Stefano Giliatis Treffer zum 3:2 nach 69.58 Minuten in der Verlängerung hat am Dienstagabend eine schwere Hypothek auf den 19. Meistertitel für die Talferstädter gelegt. Denn nun führt der HC Bozen in der Serie 3:0 und ist damit nur noch einen Sieg vom Triumph entfernt. Die Wölfe kämpften tapfer, hatten unter dem Strich auch wieder mehr vom Spiel – doch am Ende waren die Gäste wie schon in den beiden vorangegangenen Partien das abgebrühtere Team.


Wölfe Fiat Professional Pustertal – HC Bozen 2:3 n. V. (0:1, 1:1, 1:0, 0:1)

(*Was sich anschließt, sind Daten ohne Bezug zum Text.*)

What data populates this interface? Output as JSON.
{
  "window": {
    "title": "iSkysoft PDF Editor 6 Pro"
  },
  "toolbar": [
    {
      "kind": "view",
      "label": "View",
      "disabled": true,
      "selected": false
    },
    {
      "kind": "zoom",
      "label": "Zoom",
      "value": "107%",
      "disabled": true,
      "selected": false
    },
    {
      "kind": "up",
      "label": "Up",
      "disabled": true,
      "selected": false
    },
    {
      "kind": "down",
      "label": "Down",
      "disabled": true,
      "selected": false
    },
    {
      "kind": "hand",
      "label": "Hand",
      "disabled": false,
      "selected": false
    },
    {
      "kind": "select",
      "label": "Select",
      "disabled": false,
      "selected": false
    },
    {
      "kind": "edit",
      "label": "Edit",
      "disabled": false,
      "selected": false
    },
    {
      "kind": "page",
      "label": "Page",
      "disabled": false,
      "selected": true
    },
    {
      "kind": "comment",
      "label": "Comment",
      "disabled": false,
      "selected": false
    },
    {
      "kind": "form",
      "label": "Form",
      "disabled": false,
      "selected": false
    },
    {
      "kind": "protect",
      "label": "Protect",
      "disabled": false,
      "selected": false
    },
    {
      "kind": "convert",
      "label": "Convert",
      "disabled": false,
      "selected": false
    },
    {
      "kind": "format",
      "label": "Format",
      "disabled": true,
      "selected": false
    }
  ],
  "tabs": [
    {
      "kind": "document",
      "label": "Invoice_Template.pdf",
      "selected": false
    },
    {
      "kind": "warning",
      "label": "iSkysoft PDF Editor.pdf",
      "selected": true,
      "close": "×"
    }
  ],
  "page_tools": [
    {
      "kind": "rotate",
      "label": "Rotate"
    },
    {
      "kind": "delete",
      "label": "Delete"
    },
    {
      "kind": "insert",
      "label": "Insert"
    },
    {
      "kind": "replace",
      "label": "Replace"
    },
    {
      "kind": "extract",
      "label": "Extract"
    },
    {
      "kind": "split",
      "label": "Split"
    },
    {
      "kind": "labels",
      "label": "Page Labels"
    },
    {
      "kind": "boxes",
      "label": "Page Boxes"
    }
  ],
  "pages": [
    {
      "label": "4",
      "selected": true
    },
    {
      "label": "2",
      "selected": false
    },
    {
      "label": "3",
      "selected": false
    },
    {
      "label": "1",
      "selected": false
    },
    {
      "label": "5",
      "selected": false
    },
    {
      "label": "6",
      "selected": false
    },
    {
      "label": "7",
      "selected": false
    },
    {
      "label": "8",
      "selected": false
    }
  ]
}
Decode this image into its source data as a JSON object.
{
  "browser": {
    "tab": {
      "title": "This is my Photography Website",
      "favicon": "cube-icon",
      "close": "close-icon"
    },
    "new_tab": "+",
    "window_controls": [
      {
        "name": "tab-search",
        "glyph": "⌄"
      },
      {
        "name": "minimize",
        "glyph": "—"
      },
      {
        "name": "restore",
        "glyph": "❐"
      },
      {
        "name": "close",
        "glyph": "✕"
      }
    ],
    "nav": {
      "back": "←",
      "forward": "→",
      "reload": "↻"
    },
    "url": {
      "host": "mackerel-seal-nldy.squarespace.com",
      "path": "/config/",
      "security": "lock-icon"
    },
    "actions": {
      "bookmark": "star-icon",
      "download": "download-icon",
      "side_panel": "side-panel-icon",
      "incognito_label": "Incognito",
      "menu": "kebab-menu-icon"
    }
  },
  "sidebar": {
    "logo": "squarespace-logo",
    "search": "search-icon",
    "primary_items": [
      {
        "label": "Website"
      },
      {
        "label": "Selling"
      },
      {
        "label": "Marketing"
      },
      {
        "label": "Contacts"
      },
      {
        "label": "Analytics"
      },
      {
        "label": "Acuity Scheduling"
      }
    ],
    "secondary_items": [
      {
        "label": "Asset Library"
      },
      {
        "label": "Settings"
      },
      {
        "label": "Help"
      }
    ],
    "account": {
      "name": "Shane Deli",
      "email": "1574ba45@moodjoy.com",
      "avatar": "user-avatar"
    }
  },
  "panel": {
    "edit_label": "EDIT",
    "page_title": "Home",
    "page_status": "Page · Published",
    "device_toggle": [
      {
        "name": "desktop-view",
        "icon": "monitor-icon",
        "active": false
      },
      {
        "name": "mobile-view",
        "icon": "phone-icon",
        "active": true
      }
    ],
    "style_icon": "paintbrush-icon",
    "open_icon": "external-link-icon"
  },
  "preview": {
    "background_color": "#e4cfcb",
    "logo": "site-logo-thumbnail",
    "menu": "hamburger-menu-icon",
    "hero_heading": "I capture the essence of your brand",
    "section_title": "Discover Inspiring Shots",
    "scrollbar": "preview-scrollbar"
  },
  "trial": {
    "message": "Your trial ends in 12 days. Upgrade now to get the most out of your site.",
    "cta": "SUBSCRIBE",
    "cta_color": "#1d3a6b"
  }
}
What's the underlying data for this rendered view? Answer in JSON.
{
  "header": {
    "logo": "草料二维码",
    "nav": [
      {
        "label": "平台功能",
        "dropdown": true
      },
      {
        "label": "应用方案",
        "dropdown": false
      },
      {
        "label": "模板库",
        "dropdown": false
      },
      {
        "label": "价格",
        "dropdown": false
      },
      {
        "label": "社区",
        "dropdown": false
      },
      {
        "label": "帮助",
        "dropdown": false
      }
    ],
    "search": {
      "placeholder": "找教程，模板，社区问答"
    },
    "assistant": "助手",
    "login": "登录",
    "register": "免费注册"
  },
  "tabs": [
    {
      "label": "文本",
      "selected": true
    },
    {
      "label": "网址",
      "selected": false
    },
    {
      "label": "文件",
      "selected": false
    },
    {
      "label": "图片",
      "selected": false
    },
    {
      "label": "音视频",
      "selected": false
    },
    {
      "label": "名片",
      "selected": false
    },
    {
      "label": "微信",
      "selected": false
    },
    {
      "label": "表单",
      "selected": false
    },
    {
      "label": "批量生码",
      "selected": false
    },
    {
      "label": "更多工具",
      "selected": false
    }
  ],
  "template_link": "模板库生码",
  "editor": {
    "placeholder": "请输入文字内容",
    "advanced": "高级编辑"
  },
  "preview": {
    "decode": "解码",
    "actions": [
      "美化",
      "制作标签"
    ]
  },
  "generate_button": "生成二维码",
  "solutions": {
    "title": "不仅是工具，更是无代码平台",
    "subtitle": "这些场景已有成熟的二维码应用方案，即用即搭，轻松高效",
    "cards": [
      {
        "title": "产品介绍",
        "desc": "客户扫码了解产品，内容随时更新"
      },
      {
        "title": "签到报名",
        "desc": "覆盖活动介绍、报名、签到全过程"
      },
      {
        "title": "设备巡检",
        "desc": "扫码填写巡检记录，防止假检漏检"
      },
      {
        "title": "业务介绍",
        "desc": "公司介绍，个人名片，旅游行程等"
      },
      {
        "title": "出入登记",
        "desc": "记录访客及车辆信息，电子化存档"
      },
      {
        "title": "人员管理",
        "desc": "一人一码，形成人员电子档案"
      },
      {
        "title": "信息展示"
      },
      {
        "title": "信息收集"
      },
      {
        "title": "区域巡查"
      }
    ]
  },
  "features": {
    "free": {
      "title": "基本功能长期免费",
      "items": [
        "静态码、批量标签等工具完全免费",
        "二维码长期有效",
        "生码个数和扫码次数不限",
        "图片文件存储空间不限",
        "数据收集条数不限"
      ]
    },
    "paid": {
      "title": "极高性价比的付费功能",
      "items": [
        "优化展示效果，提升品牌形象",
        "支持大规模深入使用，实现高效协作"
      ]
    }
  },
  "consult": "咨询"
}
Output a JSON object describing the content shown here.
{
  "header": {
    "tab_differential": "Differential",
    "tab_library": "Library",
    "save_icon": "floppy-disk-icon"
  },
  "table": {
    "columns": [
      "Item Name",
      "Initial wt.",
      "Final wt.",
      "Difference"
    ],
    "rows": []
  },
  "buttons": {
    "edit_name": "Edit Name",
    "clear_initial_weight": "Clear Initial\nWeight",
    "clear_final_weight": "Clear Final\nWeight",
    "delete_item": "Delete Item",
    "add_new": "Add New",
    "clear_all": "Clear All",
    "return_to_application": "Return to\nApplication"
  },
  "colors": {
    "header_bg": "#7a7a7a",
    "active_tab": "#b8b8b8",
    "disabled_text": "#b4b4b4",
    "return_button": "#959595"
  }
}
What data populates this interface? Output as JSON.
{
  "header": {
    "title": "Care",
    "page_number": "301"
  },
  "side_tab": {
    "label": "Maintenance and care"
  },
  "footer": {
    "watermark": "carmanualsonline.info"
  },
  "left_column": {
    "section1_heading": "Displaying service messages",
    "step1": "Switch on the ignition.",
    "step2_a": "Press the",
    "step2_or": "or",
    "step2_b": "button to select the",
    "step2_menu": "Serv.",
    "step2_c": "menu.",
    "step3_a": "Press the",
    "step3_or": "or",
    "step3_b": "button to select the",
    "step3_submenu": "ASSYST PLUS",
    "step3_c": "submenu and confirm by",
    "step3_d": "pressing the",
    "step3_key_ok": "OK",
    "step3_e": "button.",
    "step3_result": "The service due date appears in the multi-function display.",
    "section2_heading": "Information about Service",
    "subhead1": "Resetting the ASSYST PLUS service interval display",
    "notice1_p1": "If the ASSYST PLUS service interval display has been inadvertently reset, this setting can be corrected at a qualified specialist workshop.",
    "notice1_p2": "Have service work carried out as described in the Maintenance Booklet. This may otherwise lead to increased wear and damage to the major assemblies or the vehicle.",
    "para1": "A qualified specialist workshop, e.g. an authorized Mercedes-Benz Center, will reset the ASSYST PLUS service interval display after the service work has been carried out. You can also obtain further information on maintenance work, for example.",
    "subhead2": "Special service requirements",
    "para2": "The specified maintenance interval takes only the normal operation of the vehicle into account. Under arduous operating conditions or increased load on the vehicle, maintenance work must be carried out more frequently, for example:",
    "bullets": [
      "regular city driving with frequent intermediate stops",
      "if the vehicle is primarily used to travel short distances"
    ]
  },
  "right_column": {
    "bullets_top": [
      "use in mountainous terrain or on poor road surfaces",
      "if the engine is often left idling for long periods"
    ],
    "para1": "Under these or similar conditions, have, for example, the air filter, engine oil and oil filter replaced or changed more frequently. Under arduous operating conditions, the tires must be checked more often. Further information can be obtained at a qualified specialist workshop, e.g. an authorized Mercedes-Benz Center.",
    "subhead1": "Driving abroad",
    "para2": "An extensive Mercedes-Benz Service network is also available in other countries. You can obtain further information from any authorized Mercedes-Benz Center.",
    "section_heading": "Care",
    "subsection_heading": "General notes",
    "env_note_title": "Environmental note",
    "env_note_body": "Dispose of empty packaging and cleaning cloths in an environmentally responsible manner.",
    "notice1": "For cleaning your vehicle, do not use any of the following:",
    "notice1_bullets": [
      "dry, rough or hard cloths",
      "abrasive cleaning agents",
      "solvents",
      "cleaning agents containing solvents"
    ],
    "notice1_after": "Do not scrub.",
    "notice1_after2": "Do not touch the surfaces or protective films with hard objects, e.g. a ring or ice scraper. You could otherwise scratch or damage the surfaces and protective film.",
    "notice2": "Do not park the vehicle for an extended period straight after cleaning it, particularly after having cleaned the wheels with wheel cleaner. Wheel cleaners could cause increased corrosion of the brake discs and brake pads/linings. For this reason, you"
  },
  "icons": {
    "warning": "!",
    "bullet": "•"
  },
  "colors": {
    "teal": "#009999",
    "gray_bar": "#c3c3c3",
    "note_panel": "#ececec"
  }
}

Wölfe Fiat Professional Pustertal: Mikko Stromberg (Hannes Hopfgartner); Matt Kelly, Armin Helfer, Olivier Magnan, Armin Hofer, Fredrik Persson, Christian Mair; Giulio Scandella, David Ling, Max Oberrauch, Joe Jensen, Joseph Cullen, Patrick Bona, Lukas Crepaz, Nate Di Casmirro, Lukas Tauber, Thomas Erlacher, Viktor Schweizer;
Coach: Teppo Kivela

HC Bozen: Matt Zaba (Günther Hell); Brandon Rogers, Alexander Egger, Christian Borgatello, Andrea Ambrosi, Daniel Fabris; Stefano Giliati, Jordan Knackstedt, Mac Gregor Sharp, Marco Insam, Mark McCutcheon, Anton Bernard, Stefan Zisser, Enrico Dorigatti, Christian Walcher, Tuomo Harjula, Derek Edwardson, Federico Demetz;
Coach: Adolf Insam

Tore: 0:1 Jordan Knackstedt (19.29), 0:2 MacGregor Sharp (26.06), 1:2 Olivier Magnan (28.49), 2:2 Max Oberrauch (43.24), 2:3 Stefano Giliati (69.58)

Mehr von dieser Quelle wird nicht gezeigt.